Injector Dynamics 1000 and FIC 900 are Bosch injectors modified to 880cc. As stated before, I am using the black/blue tip Siemens Deka cores used on the 04-05 SRT-4.

Flow balance, as it has been marketed to you, is only important with aftermarket modified cores. Most of these cores flow a certain amount in a raw fashion, and are then restricted by one or more precisely manufactured tips that are crimped or seam welded in place. These aftermarket modified units are flow match at 3% duty in the 2000-4000 rpm range, and again at 85% duty, for the sole purpose of good idle characteristics.

A 5% discrepancy at idle in an OEM injector of the last decade would likely not pass emissions. Most of these modified pencil cores would be unacceptable to any OEM in the last decade.

Originally Posted by 99kleansi View Post
Are you tuning each individual cylinder according to EGTs or for overall advantage.
EGTs are for determining if there is a mechanical problem with the engine. The only time I'd do that are SBF in the 1400+ whp range as they have heat issues and are prone to thermal imbalance, despite which people still love them and insist on building them, so that's what you do. None of which has anything to do with a mild 200whp per liter street car, or for part throttle fuel efficiency.

Individual cylinder fuel and ignition trims, however, are vital for any performance tune. Those are best based off of the nature and condition of the carbon coat on top of the piston, and EGTs would not correctly reflect this. EGTs express the heat any one cylinder sheds, and not the heat that is absorbed and dealt with by any one cylinder. Much like octane, EGTs are not what people think.

All of this is entirely outside the realm of a FE tune, which would not require individual cylinder trims or temperature monitoring. Such things are largely a waste of time on a car like that. A highway cruise requires 12-18whp. Not to be hurtfully sarcastic, but oh no such power can hardly be contained?

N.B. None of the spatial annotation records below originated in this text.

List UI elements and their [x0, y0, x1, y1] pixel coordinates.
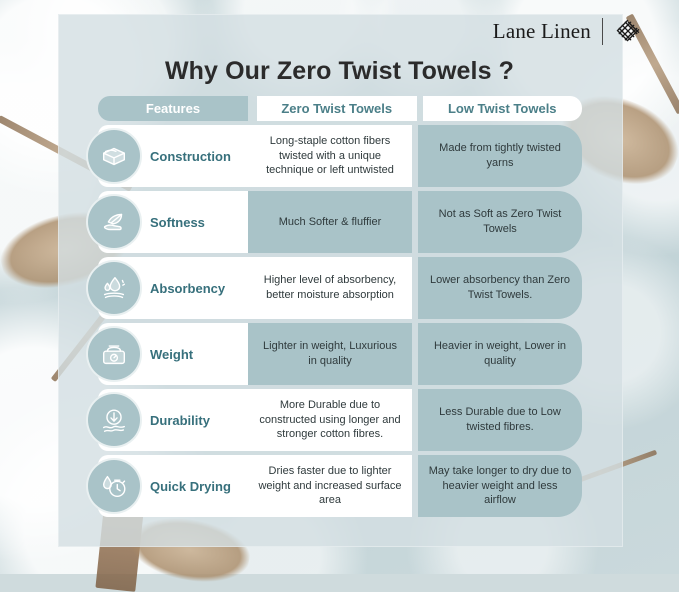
weighing-scale-icon: [86, 326, 142, 382]
zero-twist-cell: Dries faster due to lighter weight and i…: [248, 455, 412, 517]
feature-cell: Quick Drying: [98, 455, 248, 517]
droplet-stopwatch-icon: [86, 458, 142, 514]
table-row: Absorbency Higher level of absorbency, b…: [98, 257, 582, 319]
feature-label: Weight: [150, 347, 193, 362]
woven-lattice-logo-icon: [614, 17, 642, 45]
feature-cell: Softness: [98, 191, 248, 253]
logo-divider: [602, 18, 603, 45]
table-header-row: Features Zero Twist Towels Low Twist Tow…: [98, 96, 582, 121]
folded-towel-icon: [86, 128, 142, 184]
low-twist-cell: Not as Soft as Zero Twist Towels: [418, 191, 582, 253]
feature-label: Construction: [150, 149, 231, 164]
low-twist-cell: Less Durable due to Low twisted fibres.: [418, 389, 582, 451]
feature-label: Quick Drying: [150, 479, 231, 494]
feature-cell: Weight: [98, 323, 248, 385]
feature-cell: Durability: [98, 389, 248, 451]
low-twist-cell: Made from tightly twisted yarns: [418, 125, 582, 187]
down-arrow-wave-icon: [86, 392, 142, 448]
feature-label: Absorbency: [150, 281, 225, 296]
feature-cell: Absorbency: [98, 257, 248, 319]
feature-cell: Construction: [98, 125, 248, 187]
zero-twist-cell: Higher level of absorbency, better moist…: [248, 257, 412, 319]
brand-logo[interactable]: Lane Linen: [493, 17, 642, 45]
low-twist-cell: May take longer to dry due to heavier we…: [418, 455, 582, 517]
header-features: Features: [98, 96, 248, 121]
table-row: Durability More Durable due to construct…: [98, 389, 582, 451]
hand-feather-icon: [86, 194, 142, 250]
water-droplets-icon: [86, 260, 142, 316]
low-twist-cell: Heavier in weight, Lower in quality: [418, 323, 582, 385]
feature-label: Softness: [150, 215, 205, 230]
zero-twist-cell: Long-staple cotton fibers twisted with a…: [248, 125, 412, 187]
brand-name: Lane Linen: [493, 19, 591, 44]
table-row: Quick Drying Dries faster due to lighter…: [98, 455, 582, 517]
header-zero-twist-towels: Zero Twist Towels: [257, 96, 417, 121]
feature-label: Durability: [150, 413, 210, 428]
zero-twist-cell: Lighter in weight, Luxurious in quality: [248, 323, 412, 385]
table-row: Softness Much Softer & fluffier Not as S…: [98, 191, 582, 253]
header-low-twist-towels: Low Twist Towels: [423, 96, 583, 121]
table-row: Weight Lighter in weight, Luxurious in q…: [98, 323, 582, 385]
zero-twist-cell: More Durable due to constructed using lo…: [248, 389, 412, 451]
comparison-table: Features Zero Twist Towels Low Twist Tow…: [98, 96, 582, 521]
table-row: Construction Long-staple cotton fibers t…: [98, 125, 582, 187]
low-twist-cell: Lower absorbency than Zero Twist Towels.: [418, 257, 582, 319]
page-title: Why Our Zero Twist Towels ?: [0, 57, 679, 86]
zero-twist-cell: Much Softer & fluffier: [248, 191, 412, 253]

Originally Posted by 99kleansi View Post
The ID injectors will make this real simple as the RC injector in the past were not as linear. The IDs also work real well at high pressure around 100PSI to def atomize the fuel.
You're talking about a huge power turbo car injector? 1000cc/min at 43.5 psi comes out as a stream and not a mist, at 100 psi and commeasurate increase in flow the bottom line atomization isn't significantly better. Not enough to make a FE related post in a FE forum about it, although the performance guys might like to hear that they have perks past smooth idle and big flow at big pressure.

For a 300-350 whp street car, I'll stick to the smaller pencil cores. Everything about them is better with regard to flow balance (irrelevant at the present technology level, unless you are an OEM appeasing the EPA/DOT) and especially FE.

Originally Posted by 99kleansi View Post
I am under the impression that no motor actually runs @ 14.7:1 as that would be unrealistic. I would assume you could get around 15:1 or 16:1 with almost no load on the engine.
Depending on the motor configuration, and injector atomization, 15.8-17.4:1 indicated AFRs is the tip over point where combustion pressures fall off. I ran an old D15B7 around at 16:1 part throttle and 13.9-14.2:1 WOT, you could feel the O2 sensor switch point at cruise as a slight surge. With the 12.5:1 D16Y5 I was in the 17's at a cruise and 13.0's WOT and it got much better efficiency due to quench/etc, despite the sportier gearing, with no closed loop surge, as well as better mpgs at all loads and speeds while making twice the power.

Originally Posted by 99kleansi View Post
In some programs on the Hondas you can allow the dwell angle in the distributor to accumulate more spark energy in the coil to help a more efficient burn with out having to fork out for an ignition system that would allow more sparks over a certain amount of degrees of rotation.
No, it doesn't work that way. I was the guy with the oscilloscope who tested that for eCtune, it was never correctly implemented. With 13.75-14.25 volts available you can only charge any given coil so much. Any particular design coil's inductive reactance, however, will require a different charge time at any given frequency (rpm) than another design coil will. That table is there to add a little bit more dwell to MSD Blaster2/SS coils in the 3000-6000 rpm range so that they function as well as a fresh OEM coil does - and due to the confusion I've passively advocated removing that table. There's no free lunch, at the end of the day performance cars need an ignition amplifier to get the job done. Conventional spark ignitions are very crude, and either the air/fuel mix lights or it doesn't. For low power FE setups, not worth thinking about.

Also, you want one spark, precisely timed, not multiple ones. That's another advertising campaign, thanks a bunch MSD.